The spatial reference system used in this example is WGS84 (SRID 4326).

Import data

Import temperature data

-- Create the GANOS_RASTER extension
CREATE EXTENSION GANOS_RASTER CASCADE;

-- Create the temperature table
CREATE TABLE temperature(id integer, rast raster);

-- Import the NetCDF temperature data and set the spatial reference to SRID 4326
INSERT INTO temperature
VALUES (1, ST_SetSrid(ST_ImportFrom('chunk_table', 'OSS://<id>:<key>@<endpoint>/bucket/path/file.nc'), 4326));

After importing, verify the metadata:

SELECT st_metadata(rast) FROM temperature WHERE id = 1;

Import device data

-- Create the ganos_fdw extension
CREATE EXTENSION ganos_fdw;

-- Register the shapefile as a foreign table
SELECT ST_RegForeignTables('OSS://<id>:<key>@<endpoint>/bucket/path/file.shp');

-- Import data into the database and create a spatial index
CREATE TABLE devices AS SELECT * FROM <foreign_table_name>;
CREATE INDEX idx_devices_geom ON devices USING Gist(geom);
The preceding method uses FDW (Foreign Data Wrapper) to import device data from Object Storage Service (OSS).
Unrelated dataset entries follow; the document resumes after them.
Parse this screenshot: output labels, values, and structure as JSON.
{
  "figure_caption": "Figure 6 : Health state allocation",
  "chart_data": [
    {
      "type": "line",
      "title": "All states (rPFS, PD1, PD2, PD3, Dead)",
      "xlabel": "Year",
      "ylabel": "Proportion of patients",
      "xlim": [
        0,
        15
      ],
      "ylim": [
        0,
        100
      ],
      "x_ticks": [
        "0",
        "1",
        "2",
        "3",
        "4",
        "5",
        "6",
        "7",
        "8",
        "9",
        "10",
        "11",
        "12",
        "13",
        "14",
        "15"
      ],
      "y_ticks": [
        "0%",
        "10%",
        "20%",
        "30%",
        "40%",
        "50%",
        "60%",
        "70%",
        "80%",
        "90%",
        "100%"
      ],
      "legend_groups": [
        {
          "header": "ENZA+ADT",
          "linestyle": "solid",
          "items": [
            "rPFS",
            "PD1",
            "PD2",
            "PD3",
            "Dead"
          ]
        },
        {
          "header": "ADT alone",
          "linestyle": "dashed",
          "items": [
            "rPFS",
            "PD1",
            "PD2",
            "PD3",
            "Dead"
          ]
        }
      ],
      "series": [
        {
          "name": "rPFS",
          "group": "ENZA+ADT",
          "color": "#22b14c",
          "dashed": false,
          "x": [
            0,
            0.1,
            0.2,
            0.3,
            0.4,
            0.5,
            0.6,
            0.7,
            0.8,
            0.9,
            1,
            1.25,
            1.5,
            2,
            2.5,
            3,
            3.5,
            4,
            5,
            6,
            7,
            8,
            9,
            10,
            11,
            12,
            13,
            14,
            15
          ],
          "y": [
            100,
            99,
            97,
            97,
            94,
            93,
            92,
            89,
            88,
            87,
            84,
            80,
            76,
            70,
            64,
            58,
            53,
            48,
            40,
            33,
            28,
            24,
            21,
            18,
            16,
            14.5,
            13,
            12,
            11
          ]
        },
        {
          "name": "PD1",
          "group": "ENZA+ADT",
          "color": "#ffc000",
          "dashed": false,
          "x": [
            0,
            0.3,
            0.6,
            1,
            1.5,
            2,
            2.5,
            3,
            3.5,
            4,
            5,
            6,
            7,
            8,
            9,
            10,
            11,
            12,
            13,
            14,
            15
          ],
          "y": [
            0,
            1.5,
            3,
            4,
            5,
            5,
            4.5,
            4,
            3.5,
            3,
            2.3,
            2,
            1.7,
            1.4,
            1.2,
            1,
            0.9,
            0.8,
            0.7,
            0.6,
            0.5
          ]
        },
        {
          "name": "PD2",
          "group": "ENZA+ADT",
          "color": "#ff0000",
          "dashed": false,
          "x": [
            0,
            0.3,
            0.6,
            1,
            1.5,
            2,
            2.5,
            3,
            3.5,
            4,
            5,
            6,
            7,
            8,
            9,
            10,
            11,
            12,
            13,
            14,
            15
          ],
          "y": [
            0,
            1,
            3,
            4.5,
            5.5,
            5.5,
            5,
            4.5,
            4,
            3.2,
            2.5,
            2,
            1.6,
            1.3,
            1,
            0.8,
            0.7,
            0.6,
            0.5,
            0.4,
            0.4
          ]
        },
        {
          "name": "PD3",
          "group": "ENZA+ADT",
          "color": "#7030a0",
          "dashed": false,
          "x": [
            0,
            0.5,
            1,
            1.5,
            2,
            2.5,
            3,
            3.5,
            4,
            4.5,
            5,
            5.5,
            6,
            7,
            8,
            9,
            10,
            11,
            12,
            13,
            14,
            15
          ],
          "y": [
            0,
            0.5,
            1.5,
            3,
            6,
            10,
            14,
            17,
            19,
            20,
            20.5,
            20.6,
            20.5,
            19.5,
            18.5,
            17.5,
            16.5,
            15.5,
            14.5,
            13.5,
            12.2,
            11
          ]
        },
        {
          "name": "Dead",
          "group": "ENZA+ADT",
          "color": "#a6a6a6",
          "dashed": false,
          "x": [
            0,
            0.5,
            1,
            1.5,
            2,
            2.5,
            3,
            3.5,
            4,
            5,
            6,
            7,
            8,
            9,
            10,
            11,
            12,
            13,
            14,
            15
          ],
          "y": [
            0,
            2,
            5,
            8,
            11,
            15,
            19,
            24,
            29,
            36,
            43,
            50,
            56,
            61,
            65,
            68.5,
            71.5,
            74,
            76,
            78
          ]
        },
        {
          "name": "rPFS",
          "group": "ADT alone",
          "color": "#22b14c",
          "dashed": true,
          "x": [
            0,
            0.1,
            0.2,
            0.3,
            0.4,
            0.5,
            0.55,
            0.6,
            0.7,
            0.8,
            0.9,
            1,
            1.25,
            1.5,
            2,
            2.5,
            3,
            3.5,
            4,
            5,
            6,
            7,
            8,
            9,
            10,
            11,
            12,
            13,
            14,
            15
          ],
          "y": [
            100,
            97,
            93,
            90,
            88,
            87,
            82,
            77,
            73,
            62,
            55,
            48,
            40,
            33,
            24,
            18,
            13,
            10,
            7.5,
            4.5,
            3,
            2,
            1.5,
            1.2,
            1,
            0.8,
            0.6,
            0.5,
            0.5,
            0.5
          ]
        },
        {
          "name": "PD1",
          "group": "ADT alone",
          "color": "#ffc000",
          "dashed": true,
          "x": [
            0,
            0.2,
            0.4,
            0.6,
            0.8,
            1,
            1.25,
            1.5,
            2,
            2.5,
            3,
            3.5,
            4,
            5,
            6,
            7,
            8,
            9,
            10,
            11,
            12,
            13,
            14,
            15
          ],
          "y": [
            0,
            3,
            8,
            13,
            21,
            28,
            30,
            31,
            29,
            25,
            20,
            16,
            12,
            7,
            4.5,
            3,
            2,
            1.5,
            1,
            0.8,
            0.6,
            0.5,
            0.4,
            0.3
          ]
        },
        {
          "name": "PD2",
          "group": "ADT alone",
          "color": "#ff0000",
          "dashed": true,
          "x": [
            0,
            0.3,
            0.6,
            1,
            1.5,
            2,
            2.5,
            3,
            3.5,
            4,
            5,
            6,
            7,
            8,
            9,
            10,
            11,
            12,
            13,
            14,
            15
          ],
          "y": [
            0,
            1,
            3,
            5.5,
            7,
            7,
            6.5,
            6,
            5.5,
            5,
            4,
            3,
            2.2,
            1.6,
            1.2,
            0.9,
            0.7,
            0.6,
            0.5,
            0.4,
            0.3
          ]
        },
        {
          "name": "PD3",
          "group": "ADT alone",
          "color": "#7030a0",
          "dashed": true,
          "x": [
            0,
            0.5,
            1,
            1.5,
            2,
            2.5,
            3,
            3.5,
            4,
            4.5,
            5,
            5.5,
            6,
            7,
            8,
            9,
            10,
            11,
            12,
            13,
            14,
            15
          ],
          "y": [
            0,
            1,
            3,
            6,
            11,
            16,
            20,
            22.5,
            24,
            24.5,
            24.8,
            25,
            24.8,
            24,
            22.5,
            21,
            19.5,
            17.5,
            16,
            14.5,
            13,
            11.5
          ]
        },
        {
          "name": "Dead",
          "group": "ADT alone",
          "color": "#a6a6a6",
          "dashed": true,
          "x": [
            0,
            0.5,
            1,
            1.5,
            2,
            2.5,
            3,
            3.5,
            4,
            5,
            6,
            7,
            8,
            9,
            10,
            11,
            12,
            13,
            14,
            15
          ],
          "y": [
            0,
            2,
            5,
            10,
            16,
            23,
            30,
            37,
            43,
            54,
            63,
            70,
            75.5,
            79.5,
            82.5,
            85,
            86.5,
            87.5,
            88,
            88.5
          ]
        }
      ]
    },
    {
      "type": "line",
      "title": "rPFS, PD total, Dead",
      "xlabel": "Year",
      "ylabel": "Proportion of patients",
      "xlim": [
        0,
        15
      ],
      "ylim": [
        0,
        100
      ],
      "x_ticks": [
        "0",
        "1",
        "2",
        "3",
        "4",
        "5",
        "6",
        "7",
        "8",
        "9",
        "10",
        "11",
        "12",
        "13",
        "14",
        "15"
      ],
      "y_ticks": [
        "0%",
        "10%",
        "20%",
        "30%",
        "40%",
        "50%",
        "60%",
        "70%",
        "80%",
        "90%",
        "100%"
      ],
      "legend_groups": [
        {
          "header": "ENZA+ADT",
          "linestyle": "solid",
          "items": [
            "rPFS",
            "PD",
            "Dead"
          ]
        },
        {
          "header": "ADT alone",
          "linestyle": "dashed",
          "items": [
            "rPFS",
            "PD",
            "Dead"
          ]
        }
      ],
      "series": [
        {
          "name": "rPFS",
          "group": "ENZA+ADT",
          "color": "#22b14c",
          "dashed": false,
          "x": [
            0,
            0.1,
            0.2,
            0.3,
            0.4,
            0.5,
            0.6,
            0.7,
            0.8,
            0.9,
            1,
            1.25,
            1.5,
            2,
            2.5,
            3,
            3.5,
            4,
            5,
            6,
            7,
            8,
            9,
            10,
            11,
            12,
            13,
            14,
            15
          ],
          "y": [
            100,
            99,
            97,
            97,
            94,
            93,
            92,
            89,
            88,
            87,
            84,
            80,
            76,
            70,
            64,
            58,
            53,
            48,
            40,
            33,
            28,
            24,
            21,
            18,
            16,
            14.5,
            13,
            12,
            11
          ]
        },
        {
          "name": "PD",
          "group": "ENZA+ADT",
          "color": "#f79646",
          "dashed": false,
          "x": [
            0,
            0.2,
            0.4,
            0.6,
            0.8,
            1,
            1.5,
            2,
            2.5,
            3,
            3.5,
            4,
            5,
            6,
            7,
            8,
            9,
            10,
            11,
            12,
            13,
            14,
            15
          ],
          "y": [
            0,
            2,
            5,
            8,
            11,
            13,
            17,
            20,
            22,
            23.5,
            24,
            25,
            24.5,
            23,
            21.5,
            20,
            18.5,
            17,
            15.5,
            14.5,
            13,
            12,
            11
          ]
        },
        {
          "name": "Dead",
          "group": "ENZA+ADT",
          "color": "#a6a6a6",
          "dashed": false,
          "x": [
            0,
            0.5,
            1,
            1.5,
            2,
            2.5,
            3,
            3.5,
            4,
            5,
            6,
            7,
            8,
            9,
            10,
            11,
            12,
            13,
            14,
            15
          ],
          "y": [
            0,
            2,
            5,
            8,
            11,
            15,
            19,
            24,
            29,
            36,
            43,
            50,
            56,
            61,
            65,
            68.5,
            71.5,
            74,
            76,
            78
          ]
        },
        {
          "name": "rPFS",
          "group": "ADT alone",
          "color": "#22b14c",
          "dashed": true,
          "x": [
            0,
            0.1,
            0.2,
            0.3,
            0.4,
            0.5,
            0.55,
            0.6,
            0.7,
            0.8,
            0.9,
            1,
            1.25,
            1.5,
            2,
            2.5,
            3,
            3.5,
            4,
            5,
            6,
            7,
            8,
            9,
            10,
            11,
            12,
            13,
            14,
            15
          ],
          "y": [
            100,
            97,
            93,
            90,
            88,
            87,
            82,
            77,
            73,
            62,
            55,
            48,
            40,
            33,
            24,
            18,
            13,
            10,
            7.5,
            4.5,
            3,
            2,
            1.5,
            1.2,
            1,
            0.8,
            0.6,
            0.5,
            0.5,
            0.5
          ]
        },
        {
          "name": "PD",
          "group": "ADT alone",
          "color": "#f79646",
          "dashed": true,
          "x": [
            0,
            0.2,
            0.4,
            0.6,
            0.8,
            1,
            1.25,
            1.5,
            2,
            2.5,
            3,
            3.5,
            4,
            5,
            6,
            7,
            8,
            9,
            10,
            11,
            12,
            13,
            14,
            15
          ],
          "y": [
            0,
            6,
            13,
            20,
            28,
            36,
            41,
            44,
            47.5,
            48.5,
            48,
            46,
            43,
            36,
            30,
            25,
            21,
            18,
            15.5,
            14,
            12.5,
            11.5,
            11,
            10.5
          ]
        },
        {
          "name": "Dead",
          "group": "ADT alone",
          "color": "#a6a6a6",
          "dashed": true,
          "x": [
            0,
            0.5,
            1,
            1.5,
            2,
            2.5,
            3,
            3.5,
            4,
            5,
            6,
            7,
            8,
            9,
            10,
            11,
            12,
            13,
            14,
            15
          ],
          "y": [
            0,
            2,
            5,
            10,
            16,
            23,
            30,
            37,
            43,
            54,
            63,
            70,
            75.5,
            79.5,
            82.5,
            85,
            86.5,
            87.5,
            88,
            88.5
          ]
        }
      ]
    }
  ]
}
For other import methods, see Best practices for importing vector and raster data to GanosBase.

Extract temperature range

The following statement converts temperature pixels into polygons and merges those in the 27°C–28°C range (raw values 270–280) into a single geometry:

-- Merge pixels with temperatures between 27°C and 28°C
WITH tmp AS (
    SELECT (ST_PixelAsPolygons(rast)).*
    FROM temperature
    WHERE id = 1
)
SELECT ST_Union(geom)
FROM tmp
WHERE value >= 270 AND value < 280;

For high-resolution raster data, this statement may be slow because it processes every pixel. Use ST_Reclassify to mark out-of-range pixels as nodata before calling ST_PixelAsPolygons, which reduces the number of rows returned:

-- Step 1: Reclassify — pixels outside 270–280 become nodata (value 0)
WITH tmp AS (
    SELECT ST_Reclassify(
               rast,
               '[{"band":0,"remap":{"(-100,270,280, 1000]":"0,1,0"}, "nodata":false, "nodataValue":0}]',
               '{"chunktable":"reclass_chunk_table"}'
           ) AS rast
    FROM temperature
    WHERE id = 1
),

-- Step 2: Extract polygons only for the retained pixels
tmp2 AS (
    SELECT (ST_PixelAsPolygons(rast)).*
    FROM tmp
)
SELECT ST_Union(geom)
FROM tmp2;

For the full ST_Reclassify syntax, see ST_Reclassify.

Spatial overlay analysis

Run a spatial containment analysis to count devices located within the extracted temperature range:

WITH tmp AS (
    SELECT (ST_PixelAsPolygons(rast)).*
    FROM temperature WHERE id = 1
),
tmp2 AS (
    SELECT ST_Union(geom) AS geom
    FROM tmp
    WHERE value >= 270 AND value < 279
)
SELECT count(*)
FROM devices, tmp2
WHERE ST_Contains(tmp2.geom, devices.geom);

Expected result:

 count
-------
  1879

Conclusion

GanosBase provides the storage, computing, and analysis capabilities for spatio-temporal raster data to simplify complex vector-raster multimodal analysis into a few GeoSQL statements. Spatiotemporal data can be processed in databases instead of traditional GIS software. This simplifies program logic, reduces development complexity and maintenance costs, and allows industry professionals with advanced GIS capabilities on the cloud.